Bulan Sura punya makna yang khusus bagi komunitas muslim di Nusantara, termasuk Jawa. Banyak ritual ‘slametan’ dan haul yang berlangsung pada bulan ini, antara lain haulnya seorang wali yang amat populer di kawasan Pati (Jawa Tengah) dan sekitarnya, yaitu Kiai Mutamakkin, atau dikenal di daerah sebagi: Mbah Mutamakkin. Haul beliau diperingati pada tanggal 10 Sura (Muharam). Catatan ini akan membahas sosok penting yang menjadi tokoh sentral dalam karya sastra Jawa yang terkenal itu: Serat Cebolek.
Sebelum melanjutkan, saya harus menyebut sebuah karya penting mengenai sosok ini yang ditulis oleh kawan saya yang berasal dari Kajen, Pati, yaitu Zainul Milal Bizawie. Skripsi dia yang kemudian terbit sebagai buku dengan judul “Syekh Mutamakkin: Perlawanan Kultural Agama Rakyat” (2014) merupkan kajian terbaik hingga saat ini mengenai sosok Kiai Mutamakkin. Yang ingin membaca lebih jauh kiprah dan pemikiran beliau, silahkan membaca buku ini.
Baik, saya akan masuk ke pokok masalah.
Dalam tulisan yang beredar umum, Kiai Mutamakkin wafat pada 1740. Dengan demikian, beliau bisa kita katakan hidup dalam rentang waktu antara abad 17 dan 18. Menurut saya, cara terbaik memahami sosok Kiai Mutamakkin adalah dengan melihat zaman ketika beliau hidup. Abad 17 dan 18 adalah fase dalam sejarah Nusantara dengan karakternya sendiri yang khas. Saya tidak akan menyebutkan secara detail semu karakter itu, tetapi sejumlah ciri menonjol yang menandai era itu bisa disebutkan di sini.
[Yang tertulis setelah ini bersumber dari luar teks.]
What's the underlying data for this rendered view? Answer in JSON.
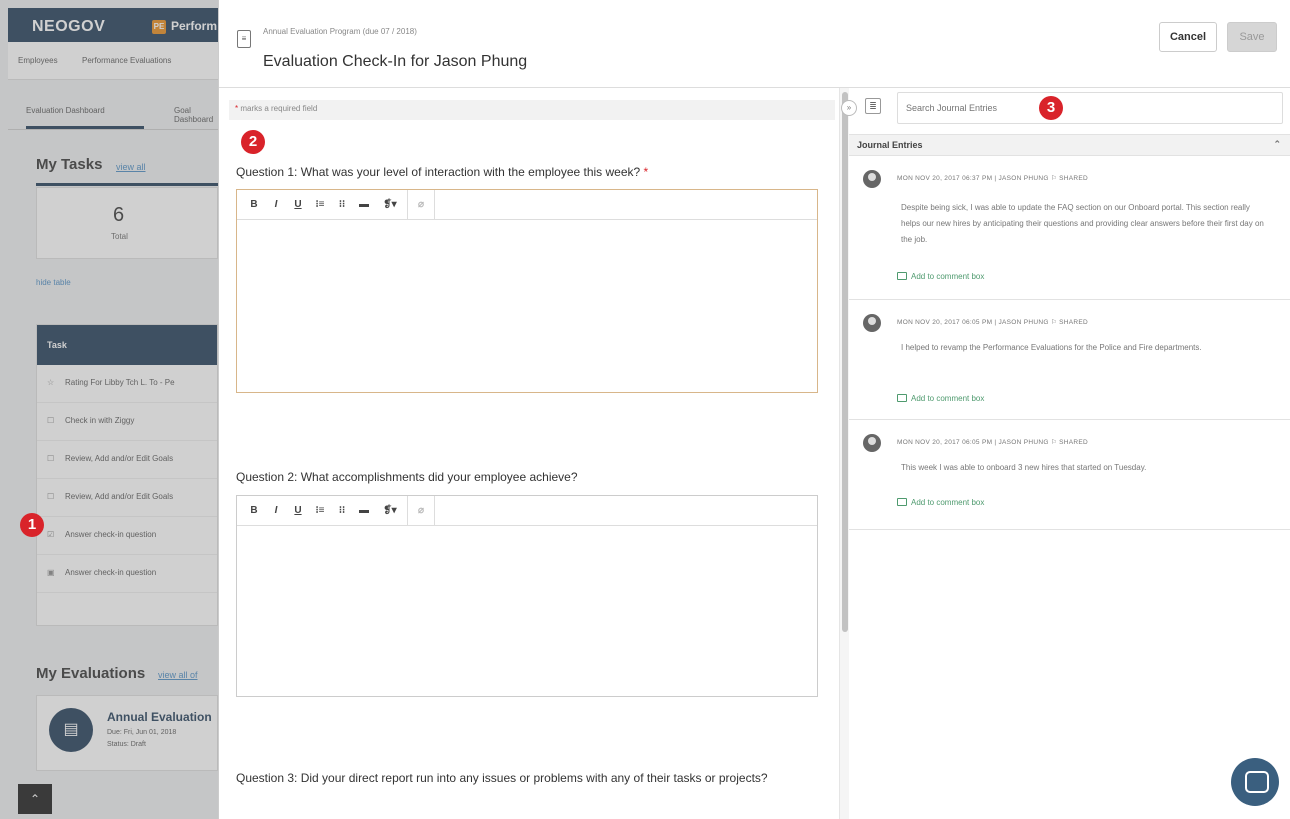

Pertama, abad 16 dan 17 adalah era ketika tradisi pengetahuan Islam mulai muncul dan berkembang di kawasan Nusantara. Yang saya sebut dengan “tradisi pegetahuan” di sini adalah munculnya komunitas pengetahuan yang mulai membaca, mengkaji, dan menulis tentang ilmu-ilmu keislaman, baik dalam bahasa Arab, Melayu, atau lainnya. Beberapa ulama penting dari Nusantara yang hidup pada zaman ini telah menulis banyak kitab, baik dalam bahasa Arab, Melayu, atau bahasa-bahasa lokal yang lain. Contoh terbaik yang bisa disebut adalah dua nama ini: Syekh Abdurrauf Singkel (w. 1693) dan Syekh Yusuf Makassar (w. 1699). Kedua ulama ini bisa disebut sebagai pengarang yang lumayan produktif. Syekh Abdurrauf, misalnya, menulis “Tarjuman al-Mustafid,” kitab tafsir pertama yang utuh di Nusantara yang didasarkan kepada Tafsir Baidlawi.
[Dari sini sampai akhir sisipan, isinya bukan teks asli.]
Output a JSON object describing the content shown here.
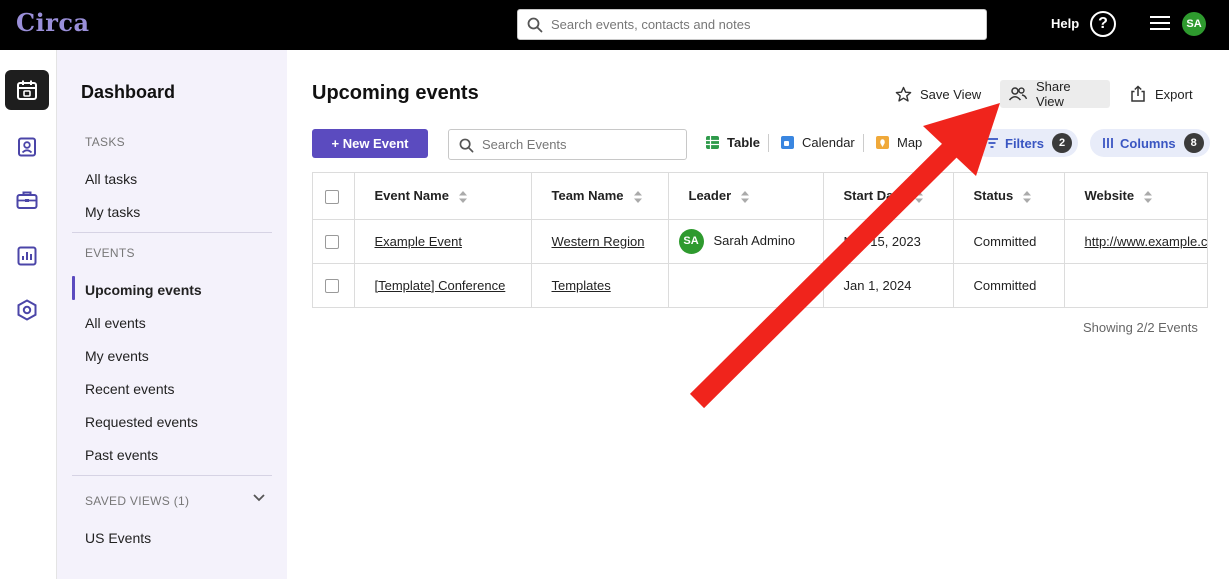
{
  "header": {
    "logo": "Circa",
    "search_placeholder": "Search events, contacts and notes",
    "help_label": "Help",
    "help_icon_glyph": "?",
    "avatar_initials": "SA"
  },
  "rail": {
    "items": [
      "calendar-icon",
      "contact-card-icon",
      "briefcase-icon",
      "bar-chart-icon",
      "settings-hex-icon"
    ],
    "active_item": "calendar-icon"
  },
  "sidebar": {
    "title": "Dashboard",
    "tasks_heading": "TASKS",
    "tasks": [
      "All tasks",
      "My tasks"
    ],
    "events_heading": "EVENTS",
    "events": [
      "Upcoming events",
      "All events",
      "My events",
      "Recent events",
      "Requested events",
      "Past events"
    ],
    "active_item": "Upcoming events",
    "saved_views_heading": "SAVED VIEWS (1)",
    "saved_views": [
      "US Events"
    ]
  },
  "main": {
    "title": "Upcoming events",
    "actions": {
      "save_view": "Save View",
      "share_view": "Share View",
      "export": "Export"
    },
    "new_event_label": "+ New Event",
    "search_placeholder": "Search Events",
    "view_tabs": {
      "table": "Table",
      "calendar": "Calendar",
      "map": "Map",
      "active": "Table"
    },
    "filters": {
      "label": "Filters",
      "count": "2"
    },
    "columns": {
      "label": "Columns",
      "count": "8"
    },
    "table": {
      "headers": [
        "Event Name",
        "Team Name",
        "Leader",
        "Start Date",
        "Status",
        "Website"
      ],
      "rows": [
        {
          "event_name": "Example Event",
          "team_name": "Western Region",
          "leader_initials": "SA",
          "leader_name": "Sarah Admino",
          "start_date": "Nov 15, 2023",
          "status": "Committed",
          "website": "http://www.example.com"
        },
        {
          "event_name": "[Template] Conference",
          "team_name": "Templates",
          "leader_initials": "",
          "leader_name": "",
          "start_date": "Jan 1, 2024",
          "status": "Committed",
          "website": ""
        }
      ]
    },
    "footer_count": "Showing 2/2 Events"
  },
  "colors": {
    "accent": "#5b4bbf",
    "logo": "#9a8fd9",
    "avatar": "#2e9a2e",
    "annotation_arrow": "#f0241c",
    "pill_bg": "#e8ecf9",
    "pill_text": "#3a56c2"
  }
}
Ciri kedua, hubungan yang rapat dan lekat antara Hijaz (Mekah/Madinah) dan kawasan Nusantara. Syekh Abdurrauf Singkel, misalnya, menghabiskan sekitar 19 tahun untuk belajar di Hijaz, terutama pada seorang ulama besar di Madinah, Ibrahim al-Kurani (w. 1690), yang merupakan murid dari ulama besar bernama Ahmad al-Qushahi (w. 1661). Kedua tokoh ini, terutama al-Kurani, dikenal sebagai mursyid tarekat Naqshabandiyah dan Syattariyah. Ibrahim al-Kurani sendiri menulis kitab berjudul “Ithaf al-Dhaki” sebagai komentar (syarah) atas risalah pendek mengenai ajaran martabat tujuh karya Ahmad bin Fadlullah al-Burhanpuri (w. 1620) berjudul “al-Tuhfah al-Mursalah.” Sebelum abad ke-19, jika nama Tuhfah disebut, maksudnya adalah ya kitabnya al-Buranpuri ini. Saking populernya.
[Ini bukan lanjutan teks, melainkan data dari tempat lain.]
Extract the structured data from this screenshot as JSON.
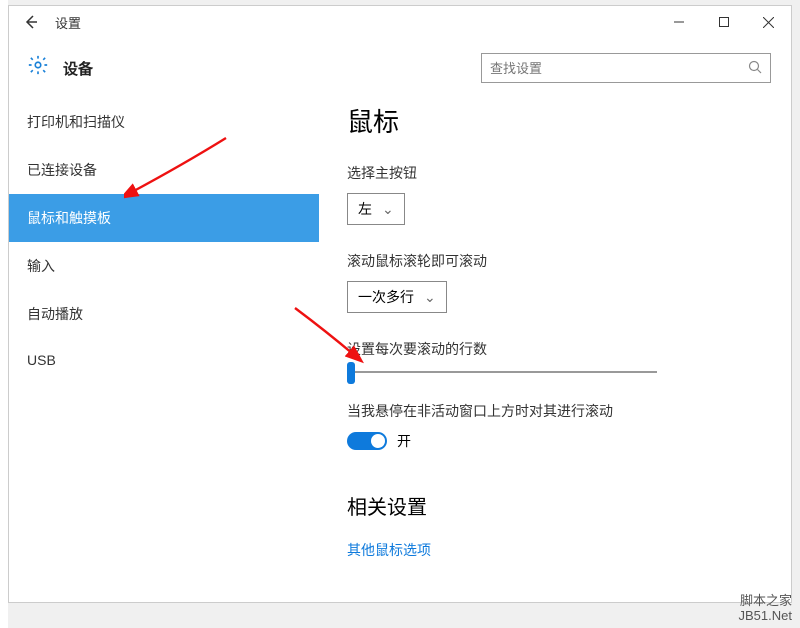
{
  "titlebar": {
    "title": "设置"
  },
  "header": {
    "title": "设备",
    "search_placeholder": "查找设置"
  },
  "sidebar": {
    "items": [
      {
        "label": "打印机和扫描仪"
      },
      {
        "label": "已连接设备"
      },
      {
        "label": "鼠标和触摸板"
      },
      {
        "label": "输入"
      },
      {
        "label": "自动播放"
      },
      {
        "label": "USB"
      }
    ]
  },
  "content": {
    "page_title": "鼠标",
    "primary_button_label": "选择主按钮",
    "primary_button_value": "左",
    "scroll_mode_label": "滚动鼠标滚轮即可滚动",
    "scroll_mode_value": "一次多行",
    "lines_label": "设置每次要滚动的行数",
    "inactive_hover_label": "当我悬停在非活动窗口上方时对其进行滚动",
    "toggle_state": "开",
    "related_heading": "相关设置",
    "related_link": "其他鼠标选项"
  },
  "watermark": {
    "line1": "脚本之家",
    "line2": "JB51.Net"
  }
}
Sekarang, keadaan berubah. Tuhfah yang dikenal santri saat ini adalah kitab fikih karya Ibn Hajar al-Haitami (w. 1566). Memudarnya kepopuleran “Tuhfah-kitab-tasawuf”, digantikan oleh “Tuhfah-kitab-fikih”, jelas menandai perubahan corak dan kultur pengetahuan Islam di Indonesia. Ini wilayah riset menarik yang, setahu saya, belum pernah digarap.
Perjalanan kapal antara Nusantara dan tanah Arab pada abad-abad itu bukanlah hal yang bisa dilakukan oleh sembarang orang. Hanya kaum bangsawan yang memiliki ongkos yang memadai yang bisa melakukannya. Jika bukan berasal dari keluarga bangsawan, minimal ada keluarga bangsawan kaya yang bersedia menjadi “financier” atau penanggung dana perjalanan. Inilah yang menjelaskan kenapa hanya orang-orang dari kalangan bangsawan atau dekat keluarga kerajaan yang bisa belajar di Hijaz pada era itu. Ini terjadi pada dua ulama besar Nusantara yang namanya sudah saya singgung sebelumnya.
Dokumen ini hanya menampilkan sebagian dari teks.